When initializing Apollo server, you may be doing something similar to this:

const items = new ItemsDataSource();
const server = new ApolloServer({
  typeDefs,
  resolvers,
  context: () => { ... },
  dataSources: () => {
    return { items };
  },
});

There’s a danger to having your data sources constructed when Apollo server is initialized like this, especially if you’re calling initialize in your data sources like so:

initialize(context) {
   this.context = context;
}

function addItem({ item }) {
  const user = this.context.getUser();
  // ...
}

In a web server environment such as Express, the context can change across requests. Because of this, if you’re using data from the context within functions in your data source, you risk having data shared across requests that you’re likely not expecting.

For instance, if you’re fetching todo list items in ItemsDataSource like this:

function getItems() {
  const user = this.context.getUser();
  const items = this.itemsStore.find({ ownerId: user.id });
  return items;
}

You likely won’t see any problem in local development, but as multiple requests in production come in from various users, you’ll likely notice getItems() returning data for user B when you’re expecting data for user A! Ouch!

I prefer not to have data sources bound so tightly to the context. So, instead of the pattern above, I think this makes more sense:

function getItems({ user }) {
  if (!user) {
    throw new Error("Yo, we don’t got no user, so you get no items!");
  }
  const items = this.itemsStore.find({ ownerId: user.id });
  return items;
}

It now becomes the responsibility of the resolver that calls this function to understand the context and how to extract the user from it. This would fix our problem, as changes in the context will no longer be shared across requests and calls to getItems().

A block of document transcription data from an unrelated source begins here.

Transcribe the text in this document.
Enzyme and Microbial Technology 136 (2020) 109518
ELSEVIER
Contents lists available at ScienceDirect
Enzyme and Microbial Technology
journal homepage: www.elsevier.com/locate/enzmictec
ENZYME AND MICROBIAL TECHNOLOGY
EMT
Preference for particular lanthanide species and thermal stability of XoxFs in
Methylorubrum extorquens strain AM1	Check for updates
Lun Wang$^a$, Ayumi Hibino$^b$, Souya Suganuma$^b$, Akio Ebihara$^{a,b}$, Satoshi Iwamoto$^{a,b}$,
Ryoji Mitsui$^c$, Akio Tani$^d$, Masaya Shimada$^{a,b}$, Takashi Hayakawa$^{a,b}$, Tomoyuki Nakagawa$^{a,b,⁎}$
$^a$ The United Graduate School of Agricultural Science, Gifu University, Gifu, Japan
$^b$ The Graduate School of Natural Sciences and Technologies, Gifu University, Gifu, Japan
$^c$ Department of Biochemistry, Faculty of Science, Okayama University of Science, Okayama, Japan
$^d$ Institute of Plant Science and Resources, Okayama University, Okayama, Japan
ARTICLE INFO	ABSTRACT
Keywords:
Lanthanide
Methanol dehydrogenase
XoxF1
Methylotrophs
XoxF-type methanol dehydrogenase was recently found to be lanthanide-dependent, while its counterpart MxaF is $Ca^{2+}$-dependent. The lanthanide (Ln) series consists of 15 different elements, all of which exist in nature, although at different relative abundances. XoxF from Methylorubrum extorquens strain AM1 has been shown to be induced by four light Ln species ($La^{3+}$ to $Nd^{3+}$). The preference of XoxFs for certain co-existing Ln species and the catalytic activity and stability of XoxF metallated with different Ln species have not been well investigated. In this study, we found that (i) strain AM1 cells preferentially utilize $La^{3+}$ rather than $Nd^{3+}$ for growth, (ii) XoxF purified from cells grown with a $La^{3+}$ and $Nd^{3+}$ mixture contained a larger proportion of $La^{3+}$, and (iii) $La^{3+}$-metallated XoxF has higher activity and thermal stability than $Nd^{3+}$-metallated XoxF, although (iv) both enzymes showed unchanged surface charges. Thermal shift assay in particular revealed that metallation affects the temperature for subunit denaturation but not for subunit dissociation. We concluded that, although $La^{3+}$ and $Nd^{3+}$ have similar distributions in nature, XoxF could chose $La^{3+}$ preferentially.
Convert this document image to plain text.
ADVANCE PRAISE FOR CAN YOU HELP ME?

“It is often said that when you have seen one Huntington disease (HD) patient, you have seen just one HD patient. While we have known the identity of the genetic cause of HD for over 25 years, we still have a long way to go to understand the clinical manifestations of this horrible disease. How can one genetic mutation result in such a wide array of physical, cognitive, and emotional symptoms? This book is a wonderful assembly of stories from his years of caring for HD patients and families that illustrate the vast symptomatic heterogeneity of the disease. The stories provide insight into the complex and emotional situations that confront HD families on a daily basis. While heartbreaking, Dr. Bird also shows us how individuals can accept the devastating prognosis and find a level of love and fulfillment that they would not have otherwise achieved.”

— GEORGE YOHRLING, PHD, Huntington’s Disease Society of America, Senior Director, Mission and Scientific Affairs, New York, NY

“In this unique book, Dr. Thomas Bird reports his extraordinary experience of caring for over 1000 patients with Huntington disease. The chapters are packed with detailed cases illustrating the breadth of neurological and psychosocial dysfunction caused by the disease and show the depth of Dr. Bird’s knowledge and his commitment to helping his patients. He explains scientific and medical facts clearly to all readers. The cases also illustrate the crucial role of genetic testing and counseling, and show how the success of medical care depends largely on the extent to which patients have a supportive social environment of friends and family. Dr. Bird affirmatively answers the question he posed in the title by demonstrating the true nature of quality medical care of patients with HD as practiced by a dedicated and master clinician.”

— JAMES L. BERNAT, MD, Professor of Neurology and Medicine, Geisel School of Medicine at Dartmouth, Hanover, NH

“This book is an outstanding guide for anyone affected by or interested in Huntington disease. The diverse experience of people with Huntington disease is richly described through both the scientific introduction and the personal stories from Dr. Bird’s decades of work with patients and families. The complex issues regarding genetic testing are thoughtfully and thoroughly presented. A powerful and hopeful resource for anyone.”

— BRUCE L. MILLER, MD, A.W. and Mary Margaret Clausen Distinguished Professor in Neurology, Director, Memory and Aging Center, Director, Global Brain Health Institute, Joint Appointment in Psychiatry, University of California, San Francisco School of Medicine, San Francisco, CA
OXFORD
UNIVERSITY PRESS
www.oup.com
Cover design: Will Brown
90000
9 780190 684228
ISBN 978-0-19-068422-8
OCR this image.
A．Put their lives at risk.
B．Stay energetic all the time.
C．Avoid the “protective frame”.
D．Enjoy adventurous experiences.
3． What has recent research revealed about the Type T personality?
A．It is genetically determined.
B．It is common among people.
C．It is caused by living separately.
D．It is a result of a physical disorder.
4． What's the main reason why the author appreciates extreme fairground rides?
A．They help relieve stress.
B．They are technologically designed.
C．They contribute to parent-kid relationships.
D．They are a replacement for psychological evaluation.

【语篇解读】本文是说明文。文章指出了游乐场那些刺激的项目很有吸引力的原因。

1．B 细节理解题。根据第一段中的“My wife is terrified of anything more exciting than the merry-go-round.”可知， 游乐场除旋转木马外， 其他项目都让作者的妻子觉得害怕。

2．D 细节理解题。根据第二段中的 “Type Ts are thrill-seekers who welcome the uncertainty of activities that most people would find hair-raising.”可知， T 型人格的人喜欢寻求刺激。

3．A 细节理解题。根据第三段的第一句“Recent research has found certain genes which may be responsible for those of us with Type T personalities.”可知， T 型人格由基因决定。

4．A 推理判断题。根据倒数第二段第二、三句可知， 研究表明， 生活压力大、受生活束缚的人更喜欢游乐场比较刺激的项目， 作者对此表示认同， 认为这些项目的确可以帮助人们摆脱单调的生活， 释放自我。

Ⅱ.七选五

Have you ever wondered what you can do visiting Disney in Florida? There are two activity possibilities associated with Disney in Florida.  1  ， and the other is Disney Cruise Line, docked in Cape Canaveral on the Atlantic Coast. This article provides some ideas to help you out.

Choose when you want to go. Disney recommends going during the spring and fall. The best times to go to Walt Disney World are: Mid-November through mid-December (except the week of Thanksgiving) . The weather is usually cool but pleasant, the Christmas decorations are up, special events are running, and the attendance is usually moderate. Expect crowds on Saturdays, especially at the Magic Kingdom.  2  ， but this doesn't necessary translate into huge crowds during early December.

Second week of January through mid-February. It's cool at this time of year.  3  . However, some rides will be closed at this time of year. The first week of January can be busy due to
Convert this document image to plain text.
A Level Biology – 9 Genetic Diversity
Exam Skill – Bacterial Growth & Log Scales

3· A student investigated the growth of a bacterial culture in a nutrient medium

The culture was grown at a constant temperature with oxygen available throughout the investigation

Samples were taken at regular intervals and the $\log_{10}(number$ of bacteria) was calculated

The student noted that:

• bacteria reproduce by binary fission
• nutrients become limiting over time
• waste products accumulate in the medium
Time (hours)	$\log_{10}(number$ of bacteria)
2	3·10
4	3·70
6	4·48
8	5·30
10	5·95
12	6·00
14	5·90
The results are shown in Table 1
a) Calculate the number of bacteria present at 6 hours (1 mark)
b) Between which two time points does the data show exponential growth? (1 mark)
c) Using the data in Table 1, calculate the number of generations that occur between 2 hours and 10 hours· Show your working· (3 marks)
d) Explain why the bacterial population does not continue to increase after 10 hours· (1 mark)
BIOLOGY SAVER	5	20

But, we can protect ourselves even more by constructing the data sources on every request instead of just once at server initialization:

const server = new ApolloServer({
  typeDefs,
  resolvers,
  context: () => { ... },
  dataSources: () => {
    return { items: new ItemsDataSource() };
  },
});

With this change, the data source no longer has any possibility of getting access to data shared across requests and prevents other developers from accidentally doing so. Yay for safety!